Arctic winter climate is rapidly changing, with more variable snow depths, spring snowmelt timing, and more frequent midwinter thaw events. Less predictable conditions disrupt ecosystem balances and development in Arctic communities, and understanding winter variability across the Arctic and its influence on climate the whole year is needed to mitigate consequences of changing winters. However, access to in situ measured data has been extremely limited and scattered in local databases. Hence, cross-Arctic winter studies are few and based on remotely sensed data with larger spatial and temporal coverage, but less local sensitivity, and the winter contribution to annual average temperature change has not been investigated across the Arctic.

In this project, we 1) obtain, clean and standardize in situ soil surface temperature, snow depth and soil moisture data from climate monitoring programs across the Arctic and create a unique database with cross-Arctic in situ winter climate data from the last appr. 30 years. We use this dataset to 2a) estimate the accuracy of remotely sensed soil surface temperature, snow depth and soil moisture data using the regression model with the best fit, and quantify the bias, for each major Arctic region.
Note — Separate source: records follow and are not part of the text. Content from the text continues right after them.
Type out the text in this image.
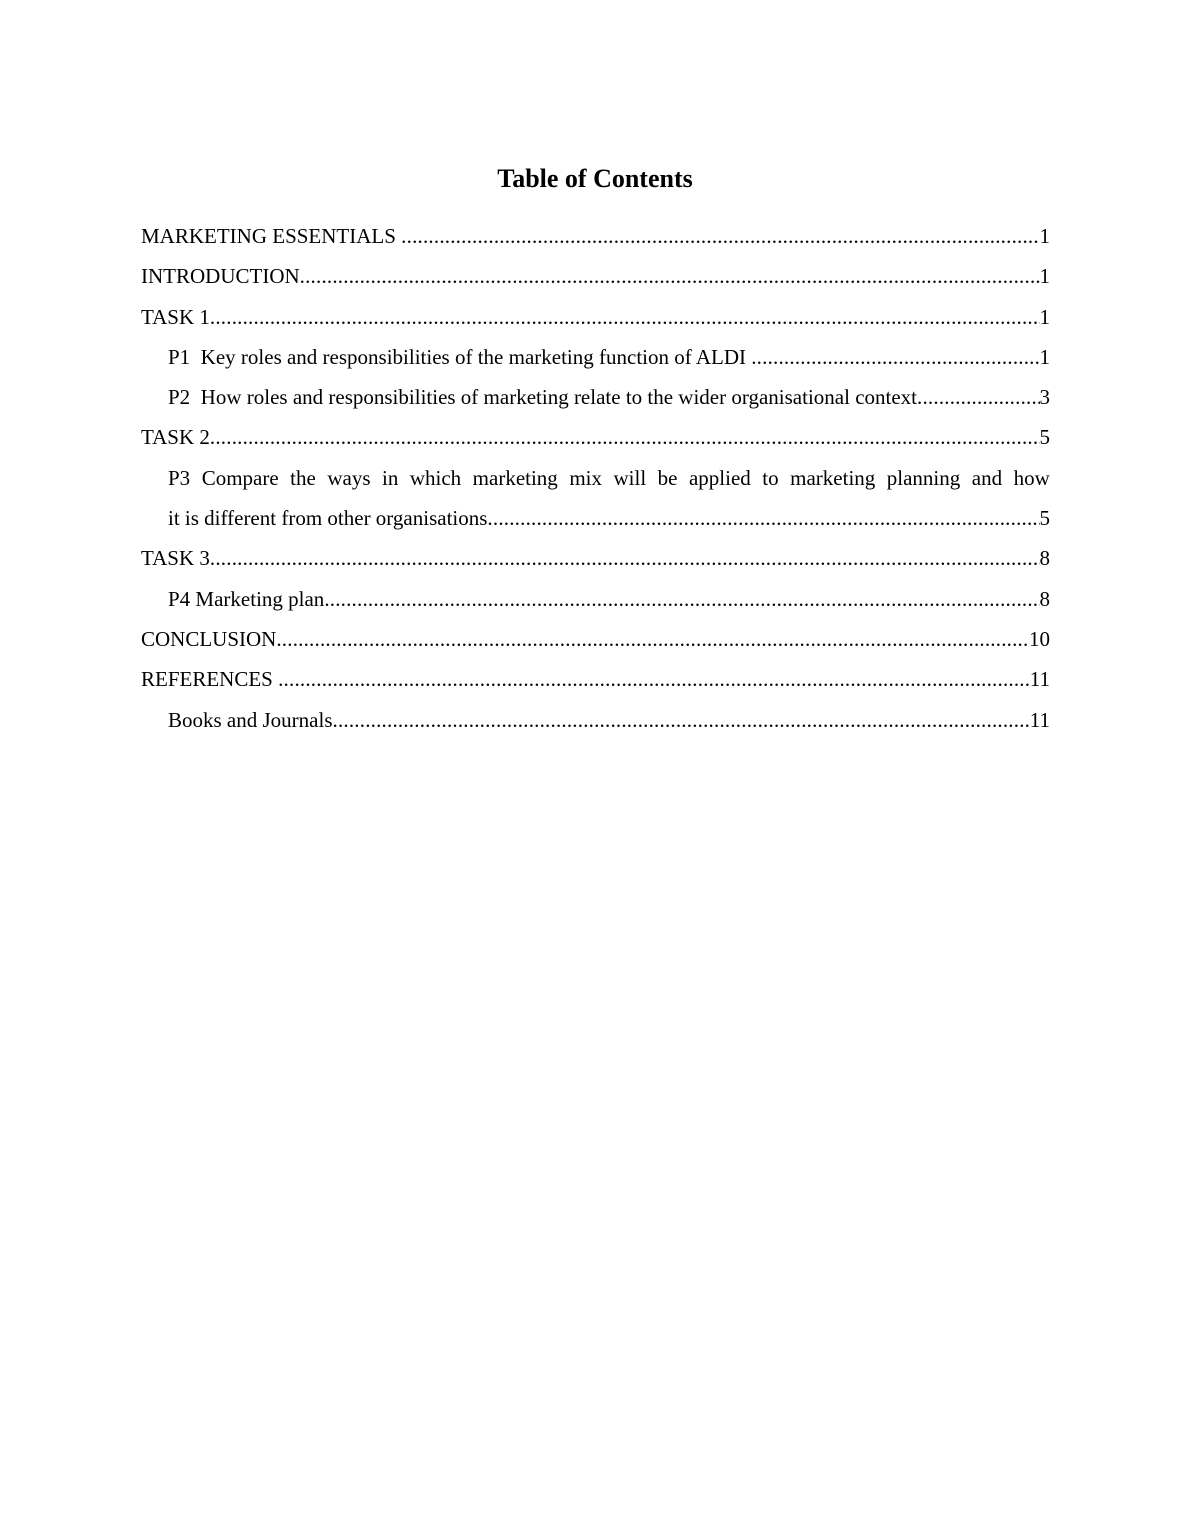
Table of Contents
MARKETING ESSENTIALS .....	1
INTRODUCTION .....	1
TASK 1 .....	1
P1  Key roles and responsibilities of the marketing function of ALDI .....	1
P2  How roles and responsibilities of marketing relate to the wider organisational context .....	3
TASK 2 .....	5
P3 Compare the ways in which marketing mix will be applied to marketing planning and how
it is different from other organisations .....	5
TASK 3 .....	8
P4 Marketing plan .....	8
CONCLUSION .....	10
REFERENCES .....	11
Books and Journals .....	11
We further 2b) construct an open access Winter Variability Index (WVI) for each major Arctic region based on the winter phenomena (average snow depth, snowmelt date, frequency of winter thaw events) that are most important drivers of a clustering analysis such as PCA, hierarchical clustering or autoencoders. Finally, we 3) use the change in WVI and in annual mean temperatures for each decade in a function-on-function regression analysis, which will quantify the contribution of winter variability change to annual average temperature changes in each Arctic region.

The project will produce a comprehensive dataset with potential for further research and will improve our region-specific understanding of remotely sensed data accuracy, which is key for confidence in climate system modelling. The WVI allows scientists or local communities to classify Arctic winter data within a quantitative framework of pan-Arctic winter variability also in the future, and to understand how important changes in winter variability is for Arctic climate changes the whole year.